7.2 pounds is alot in one week!  But if CC says that amount of cals - then great!  I personally can't lose on more than that because I am smaller!  Keep it up... but if you lose that much EVERY week, you may want to slow it down.

congrats!

Don't let other peoples opinions make you feel guilty and bad.  :)

As for your question - everyone is unique.  But many many people are much more active than they respond when they are figuring out their calorie burn.  They will choose "sedentary" and expect to eat 1200 calories when they are running 4 times a week. 

Yes, one will lose weight by eating low calories.  But other things happen when your calorie intake is too low.  One is malnutrition.  Eating 1200 calories one would really have to have a "perfect" diet in order to get enough nutrition from those calories.  Very few people have a perfect diet. 

People also complain of NOT losing weight and too low of calories can be the culprit.  When you consume too little calories your body really does attempt to store what fat you have and hang on to it as a hedge against starvation.  Since the whole idea is to get rid of fat - it makes no sense to allow your body to enter into conservation.

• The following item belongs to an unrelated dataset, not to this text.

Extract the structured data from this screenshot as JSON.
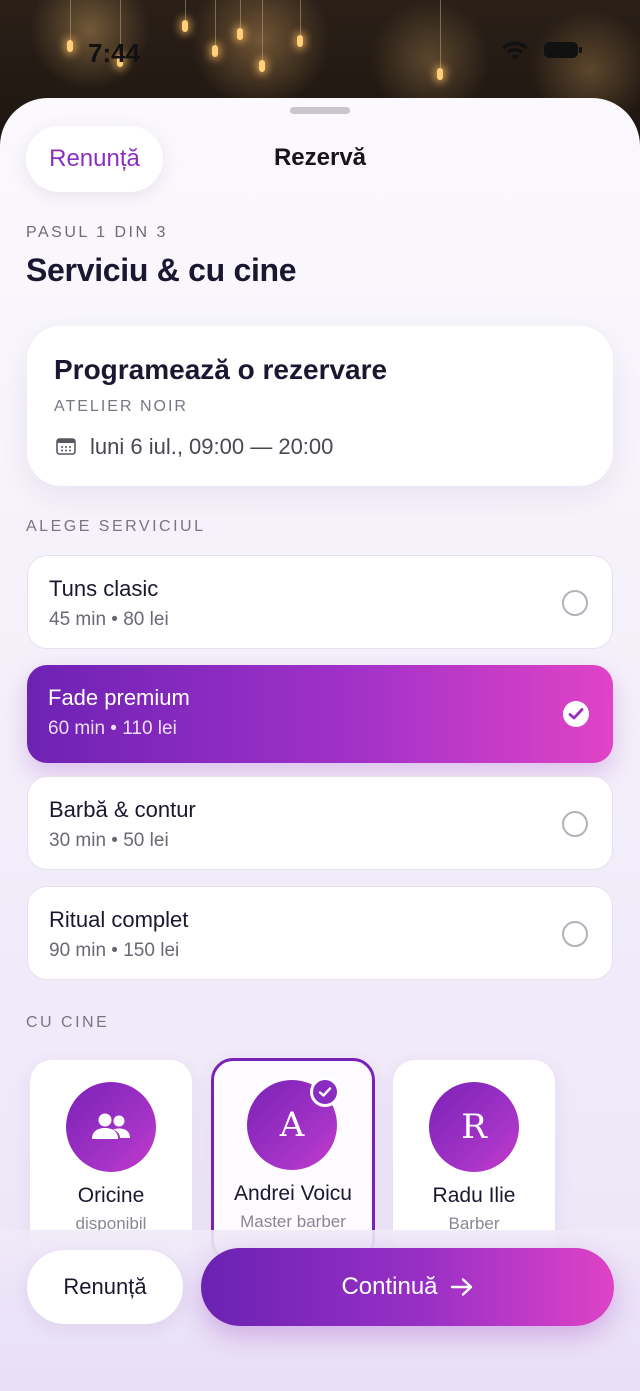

Part of the way the body attempts to conserve this fat is through lowered metabolism.  It will slow many of your system responses resulting in less energy used and less energy needed to maintain the same activities.  In order to keep losing weight you have to consume ever decreasing amounts of calories.  There is not much you can cut from a 1200 calorie diet. 

But that is all really pointless.  One does NOT have to eat 1200-1300 calories a day and most of us eat quite a bit  more.  Why not enjoy the fact that our bodies can actually use more calories and we can still lose weight? 

Some women seem to have some sort of pride in a 1200 calorie diet and I dont really understand it.  Personally I take pride in being able to eat a wide variety of foods and never feel deprived and yet the weight keeps coming off. 

 One last comment - for all the shorties and small people out there.  You too can eat more!  Oh yes you can.  I am 5 even so I know about small.  I am also over 40 which would seem to be a strike against me.  I am also not very active.  I have a desk job, I walk 30-40 minutes every day and sometimes ride my bike.  Thats all I do really.  I am even a slob so we can not count house cleaning into my activities.  But I eat an average of 1700 cal every day and lose about a pound a week.  Sometimes more.  If I got off my butt more and maybe cleaned the house or took longer walks I could eat even more.  Just something to think about.

To the OP - initial weight loss is often quite large.  But your weight loss rate will taper off.  I am not as concerned about a large 1 week drop as I am about you eating too little. 

 

Yes, I agree with you 100%.  Everyone should eat what is good for them and to the right amount.  I have lost over 100 pounds and have maintained that loss for over 5 years.  I didn't do that by eating lettuce and carrots all day every day - on the contrary.  I have homemade burgers, fries, pizzas, quiche and all sorts of goodies every week!

My point, though, is that CC recommends a certain calorie intake per day and, in my case and some others, it just happens to be between 1200-1500.  I guess I just don't understand why so many CC members become outright hostile when someone says that they're on this kind of intake.

It sort of seems like a place of haven becomes a judgmental environment and its made me second guess myself like maybe I should just stick to updating my personal stats and not participate in the weight loss community.

I guess.. Undecided

Original Post by madamq:

But many many people are much more active than they respond when they are figuring out their calorie burn.  They will choose "sedentary" and expect to eat 1200 calories when they are running 4 times a week. 

I think this happens more often than not. The response is "oh, I'll log the exercise separately...." but the calorie target tool doesn't know that!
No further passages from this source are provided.